Betrüger-Bande hinters Licht geführt

Bekannter Geschäftsmann legt Verbrechern das Handwerk. Internationals Betrüger-Netzwerk ausgetrickst.

Das Telefon klingelt

Es ist ein beschaulicher Sonntagnachmittag, als bei einem bekannten Augsburger Immobilienkaufmann das Telefon kingelt. Der Anrufer gibt sich als Polizist aus: „Er behauptete, sie hätten gerade in meiner Nachbarschaft einen Kriminellen festgenommen und in dessen Aufzeichnungen meinen Namen gefunden – ich sei also in Gefahr“.
Mitten in der Nacht meldete sich dann die echte Polizei, das erste Telefonat sei von einem internationalen Betrüger-Netzwerk ausgegangen. Die Beamten bitten ihn um Hilfe, er solle die Verbrecher hinters Licht führen, er willigte ein: „Ich spielte also den doofen Alten.“


Am Montag folgte der nächste Anruf der Abzocker, diese fordern ihn auf sein Geld von der Bank abzuheben, es sei dort nicht mehr sicher, er gibt vor mitzuspielen. „Ich sagte, ich hätte nun 35.000 Euro in Bar daheim“. Darauf meldete sich eine Frau bei ihm, die vorgibt Staatsanwältin zu sein. „Sie bat mich, die Seriennummern auf den Geldscheinen vorzulesen, nur um dann zu behaupten, es würde sich um Falschgeld handeln und sie schicke jemanden vorbei, um das Geld für weitere Untersuchungen abzuholen“.
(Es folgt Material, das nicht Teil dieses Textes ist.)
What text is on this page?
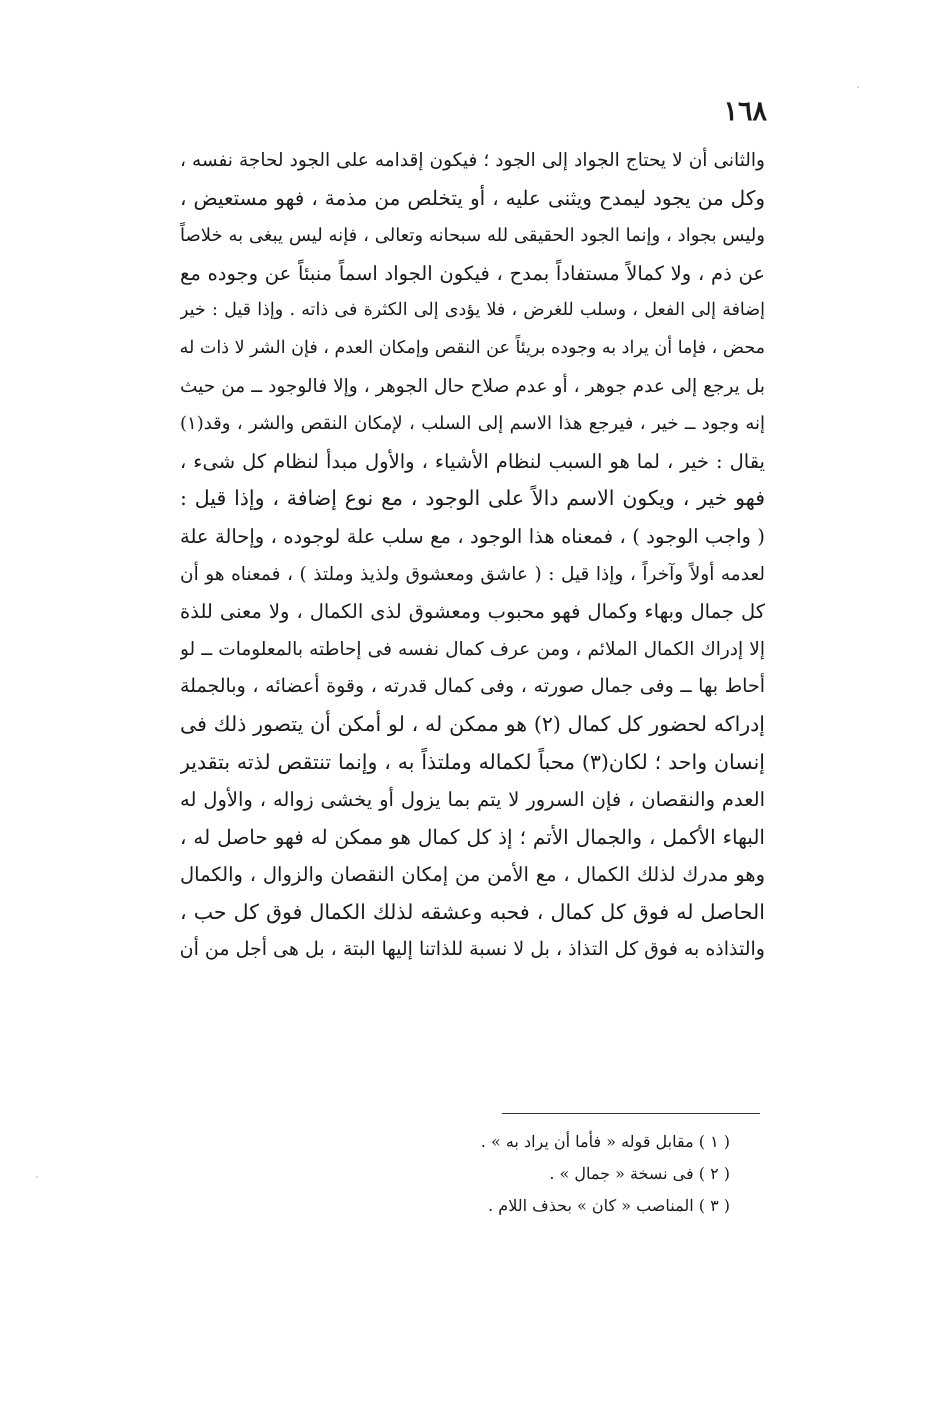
١٦٨
والثانى أن لا يحتاج الجواد إلى الجود ؛ فيكون إقدامه على الجود لحاجة نفسه ،
وكل من يجود ليمدح ويثنى عليه ، أو يتخلص من مذمة ، فهو مستعيض ،
وليس بجواد ، وإنما الجود الحقيقى لله سبحانه وتعالى ، فإنه ليس يبغى به خلاصاً
عن ذم ، ولا كمالاً مستفاداً بمدح ، فيكون الجواد اسماً منبئاً عن وجوده مع
إضافة إلى الفعل ، وسلب للغرض ، فلا يؤدى إلى الكثرة فى ذاته . وإذا قيل : خير
محض ، فإما أن يراد به وجوده بريئاً عن النقص وإمكان العدم ، فإن الشر لا ذات له
بل يرجع إلى عدم جوهر ، أو عدم صلاح حال الجوهر ، وإلا فالوجود ــ من حيث
إنه وجود ــ خير ، فيرجع هذا الاسم إلى السلب ، لإمكان النقص والشر ، وقد(١)
يقال : خير ، لما هو السبب لنظام الأشياء ، والأول مبدأ لنظام كل شىء ،
فهو خير ، ويكون الاسم دالاً على الوجود ، مع نوع إضافة ، وإذا قيل :
( واجب الوجود ) ، فمعناه هذا الوجود ، مع سلب علة لوجوده ، وإحالة علة
لعدمه أولاً وآخراً ، وإذا قيل : ( عاشق ومعشوق ولذيذ وملتذ ) ، فمعناه هو أن
كل جمال وبهاء وكمال فهو محبوب ومعشوق لذى الكمال ، ولا معنى للذة
إلا إدراك الكمال الملائم ، ومن عرف كمال نفسه فى إحاطته بالمعلومات ــ لو
أحاط بها ــ وفى جمال صورته ، وفى كمال قدرته ، وقوة أعضائه ، وبالجملة
إدراكه لحضور كل كمال (٢) هو ممكن له ، لو أمكن أن يتصور ذلك فى
إنسان واحد ؛ لكان(٣) محباً لكماله وملتذاً به ، وإنما تنتقص لذته بتقدير
العدم والنقصان ، فإن السرور لا يتم بما يزول أو يخشى زواله ، والأول له
البهاء الأكمل ، والجمال الأتم ؛ إذ كل كمال هو ممكن له فهو حاصل له ،
وهو مدرك لذلك الكمال ، مع الأمن من إمكان النقصان والزوال ، والكمال
الحاصل له فوق كل كمال ، فحبه وعشقه لذلك الكمال فوق كل حب ،
والتذاذه به فوق كل التذاذ ، بل لا نسبة للذاتنا إليها البتة ، بل هى أجل من أن
( ١ ) مقابل قوله « فأما أن يراد به » .
( ٢ ) فى نسخة « جمال » .
( ٣ ) المناصب « كان » بحذف اللام .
Tatsächlich machen sich zwei Handlanger der Verbrecher-Bande auf den Weg, um den „gutgläubigen Rentner“ abzukassieren. Bei der Übergabe schnappt die Falle der Polizei zu: „Ich gab dem Mann einen Umschlag, Sekunden später lag er in Handschellen am Boden“, berichtet der Geschäftsmann vom Zugriff. Auch der Fahrer des „Boten“ wird verhaftet. „Alle Polizisten trugen schusssichere Westen, da macht man sich schon so seine Gedanken“, erzählt der Unternehmer, der sich dennoch durchgehend sicher gefühlt habe.
Zwei Kriminelle sind nun also hinter Schwedischen Gardinen, dennoch machen die Drahtzieher, die sich meist im Ausland der Polizei entziehen, ungemindert weiter. Immer wieder warnen die Beamten vor neuen Betrugsmaschen.